Appel v. Buffalo, N.Y. &c. Railroad, 111 N.Y. 550, was a case where the plaintiff's intestate was a brakeman employed in coupling cars in the yards of the defendant at Buffalo, N.Y., and while so engaged his foot was caught in an unblocked frog, and he was run over and killed; and the Court of Appeals held that, "in accepting and continuing in the employment, the deceased assumed the hazard of all known and obvious dangers, and that he was chargeable with notice of the difficulty in removing the foot when caught in the frog, and of the danger to be apprehended therefrom, and therefore that a cause of action was not made out, and a refusal to nonsuit was error."

In the case of Washington & Georgetown Railroad v. McDade, 135 U.S. 554, 570, this court said, through Mr. Justice Lamar: "If the employé knew of the defect in the machinery from which the injury happened, and yet remained in the service and continued to use the machinery without giving any notice thereof to the employer, he must be deemed to have assumed the risk of all danger reasonably to be apprehended from such use, and is entitled to no recovery."

In Tuttle v. Detroit & Milwaukee Railway, 122 U.S. 189, this court approved the action of the court below in holding that the plaintiff was precluded from a recovery by negligence of his own, and added that the judge was right in directing a verdict for the defendant on the broader ground that a person who enters into the service of another in a particular employment assumes the risk incident to such employment.

In Kuhn v. McNulta, 147 U.S. 238, 241, the case was that of a brakeman who was injured while coupling cars, and who alleged negligence in the defendant company in permitting cars of another road to be brought on defendant's road, which cars had bumpers of unusual length; and it was said by this court: "It is not pretended that these cars were out of *156 repair, or in a defective condition, but simply that they were constructed differently from the Wabash cars in that they had double deadwoods or bumpers of unusual length to protect the draw bars. But all this was obvious even to a passing glance, and the risk which there was in coupling such cars was apparent. It required no special skill or knowledge to detect it. The intervenor was no boy, placed by the employer in a position of undisclosed danger, but a mature man, doing the ordinary work which he had engaged to do, and whose risks in this respect were obvious to any one. Under those circumstances he assumed the risk of such an accident as this, and no negligence can be imputed to the employer."

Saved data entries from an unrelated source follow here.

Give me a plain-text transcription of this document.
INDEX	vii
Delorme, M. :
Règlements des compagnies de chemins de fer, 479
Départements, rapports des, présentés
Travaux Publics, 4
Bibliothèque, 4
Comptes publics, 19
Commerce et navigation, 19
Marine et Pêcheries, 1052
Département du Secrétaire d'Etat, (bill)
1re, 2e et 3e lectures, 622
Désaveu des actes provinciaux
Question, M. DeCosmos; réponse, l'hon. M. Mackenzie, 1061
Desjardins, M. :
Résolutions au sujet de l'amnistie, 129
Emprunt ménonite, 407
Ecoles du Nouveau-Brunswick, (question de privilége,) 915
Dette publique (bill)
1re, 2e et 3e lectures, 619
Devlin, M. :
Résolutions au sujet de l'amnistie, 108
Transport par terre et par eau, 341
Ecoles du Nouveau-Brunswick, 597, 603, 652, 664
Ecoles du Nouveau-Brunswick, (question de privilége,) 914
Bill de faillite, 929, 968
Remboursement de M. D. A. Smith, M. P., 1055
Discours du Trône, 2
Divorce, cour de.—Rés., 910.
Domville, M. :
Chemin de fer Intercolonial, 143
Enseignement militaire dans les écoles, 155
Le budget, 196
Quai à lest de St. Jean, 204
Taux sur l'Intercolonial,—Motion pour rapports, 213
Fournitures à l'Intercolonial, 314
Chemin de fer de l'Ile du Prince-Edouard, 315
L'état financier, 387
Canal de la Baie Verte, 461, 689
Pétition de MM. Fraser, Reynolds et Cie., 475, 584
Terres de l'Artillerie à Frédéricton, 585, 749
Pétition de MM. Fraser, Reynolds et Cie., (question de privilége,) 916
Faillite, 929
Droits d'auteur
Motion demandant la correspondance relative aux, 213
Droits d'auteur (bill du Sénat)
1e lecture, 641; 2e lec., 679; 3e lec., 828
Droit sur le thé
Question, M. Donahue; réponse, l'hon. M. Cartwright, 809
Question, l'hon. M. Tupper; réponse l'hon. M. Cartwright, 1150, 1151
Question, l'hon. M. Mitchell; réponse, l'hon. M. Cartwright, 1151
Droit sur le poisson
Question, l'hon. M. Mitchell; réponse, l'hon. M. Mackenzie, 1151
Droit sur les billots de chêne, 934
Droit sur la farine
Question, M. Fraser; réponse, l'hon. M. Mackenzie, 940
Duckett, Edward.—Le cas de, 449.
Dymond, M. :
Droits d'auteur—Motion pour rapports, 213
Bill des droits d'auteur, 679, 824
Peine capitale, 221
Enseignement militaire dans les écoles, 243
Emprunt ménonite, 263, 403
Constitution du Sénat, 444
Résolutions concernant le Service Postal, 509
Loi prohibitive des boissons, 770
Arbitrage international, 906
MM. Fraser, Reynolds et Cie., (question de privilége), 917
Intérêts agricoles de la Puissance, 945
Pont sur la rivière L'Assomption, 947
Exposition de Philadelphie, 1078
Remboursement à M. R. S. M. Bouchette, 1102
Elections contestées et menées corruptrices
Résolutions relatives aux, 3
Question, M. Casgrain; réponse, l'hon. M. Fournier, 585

That Seley was guilty of contributory negligence, and therefore not entitled to recover, we think is also obvious.

Knowing, as he did, the character of the frog, and the liability of being caught in it, and after having been specially warned by the assistant brakeman, he yet persisted in exposing himself to an obvious danger. His object to couple the cars might have been successfully accomplished without placing his foot in the frog.

Recklessness could hardly go further. The evidence would warrant no other conclusion than that he took the risk of the work in which he was employed, and that his negligence in the course of that work was the direct cause of his death. The court should have directed a verdict for the defendant. Randall v. Balt. & Ohio Railroad, 109 U.S. 478; Schofield v. Chicago, Milwaukee &c. Railway, 114 U.S. 615; Gunther v. Liverpool & Globe Ins. Co., 134 U.S. 110; Bunt v. Sierra Butte Gold Mining Co., 138 U.S. 483.

The judgment of the court below is reversed, and the cause is remanded with directions to award a new trial.